Foundry-Local Hugging Face Onnx Models

Is it possible to run Onnx models hosted in HF? I tried to keep download model in the model folder, but it is not showing using foundry cache list

May 21 '25 14:05 anktsrkr

@anktsrkr thanks for raising the issue! Yes - it is possible to download models from HuggingFace (HF) and consume them in Foundry Local. The only caveat it that the model should have a genai_config.json file in the folder on HF.

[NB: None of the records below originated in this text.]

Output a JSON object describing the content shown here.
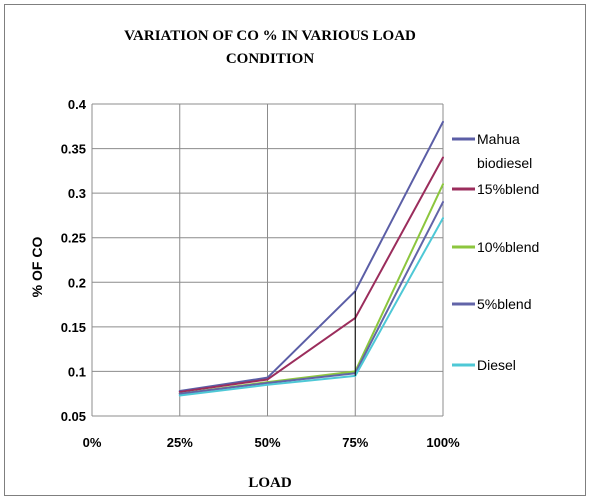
{
  "chart_data": {
    "type": "line",
    "title_lines": [
      "VARIATION OF CO % IN VARIOUS LOAD",
      "CONDITION"
    ],
    "xlabel": "LOAD",
    "ylabel": "% OF CO",
    "categories": [
      "0%",
      "25%",
      "50%",
      "75%",
      "100%"
    ],
    "y_ticks": [
      "0.05",
      "0.1",
      "0.15",
      "0.2",
      "0.25",
      "0.3",
      "0.35",
      "0.4"
    ],
    "ylim": [
      0.05,
      0.4
    ],
    "grid": true,
    "legend_position": "right",
    "series": [
      {
        "name_lines": [
          "Mahua",
          "biodiesel"
        ],
        "color": "#5b5ea6",
        "x": [
          "25%",
          "50%",
          "75%",
          "100%"
        ],
        "values": [
          0.078,
          0.093,
          0.19,
          0.38
        ]
      },
      {
        "name_lines": [
          "15%blend"
        ],
        "color": "#9b2d5c",
        "x": [
          "25%",
          "50%",
          "75%",
          "100%"
        ],
        "values": [
          0.077,
          0.091,
          0.16,
          0.34
        ]
      },
      {
        "name_lines": [
          "10%blend"
        ],
        "color": "#8cc63e",
        "x": [
          "25%",
          "50%",
          "75%",
          "100%"
        ],
        "values": [
          0.075,
          0.088,
          0.1,
          0.31
        ]
      },
      {
        "name_lines": [
          "5%blend"
        ],
        "color": "#6264a8",
        "x": [
          "25%",
          "50%",
          "75%",
          "100%"
        ],
        "values": [
          0.075,
          0.087,
          0.098,
          0.29
        ]
      },
      {
        "name_lines": [
          "Diesel"
        ],
        "color": "#4ec8d6",
        "x": [
          "25%",
          "50%",
          "75%",
          "100%"
        ],
        "values": [
          0.073,
          0.085,
          0.095,
          0.272
        ]
      }
    ]
  }
}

It is likely that when you downloaded from HF that it created symbolic links. To download into your cache directory without symbolic links:

huggingface-cli download REPO --local-dir ~/.foundry/cache/models

Where REPO is the name of the HF repository. If the REPO has many directories then you can download a specific directory using the --include option.

[!NOTE] We're working on having native HF support (pulling ONNX models) in Foundry Local in an upcoming update.

May 21 '25 16:05 samuel100

Hey @samuel100 I tried the approach you described and was trying to run Qwen3-0.6B-ONNX. I renamed generation_config.json to genai_config.json, was able to discover -

However, while I am trying to run the model getting

while i compare with the phi4 which I have download, I certainly can see that has more properties.

Also, when I see genai_config.json I could imaging renaming is not the correct step.

Not sure what is the next step.

Btw! Thanks for the heads up about native HF support!

May 21 '25 18:05 anktsrkr

So, the genai_config.json is different to the generation_config.json. The genai_config.json is used by ONNX runtime and the repo you are using does not have that available.

Probably, the easiest way to create Qwen3-0.6B for Foundry Local is to use Olive. Detailed documentation on how to do this can be found on Compile Hugging Face models to run on Foundry Local.

In step 1 of the documentation it shows how to compile the meta-llama/Llama-3.2-1B-Instruct model. You'd need to update the command to:

olive auto-opt \
    --model_name_or_path Qwen/Qwen3-0.6B \
    --trust_remote_code \
    --output_path models/Qwen3-0.6B \
    --device cpu \
    --provider CPUExecutionProvider \
    --use_model_builder \
    --use_ort_genai \
    --precision int4 \
    --log_level 1

I appreciate having to run this yourself is a pain. Let me follow up with our team on how we can make this easier going forward.

May 26 '25 10:05 samuel100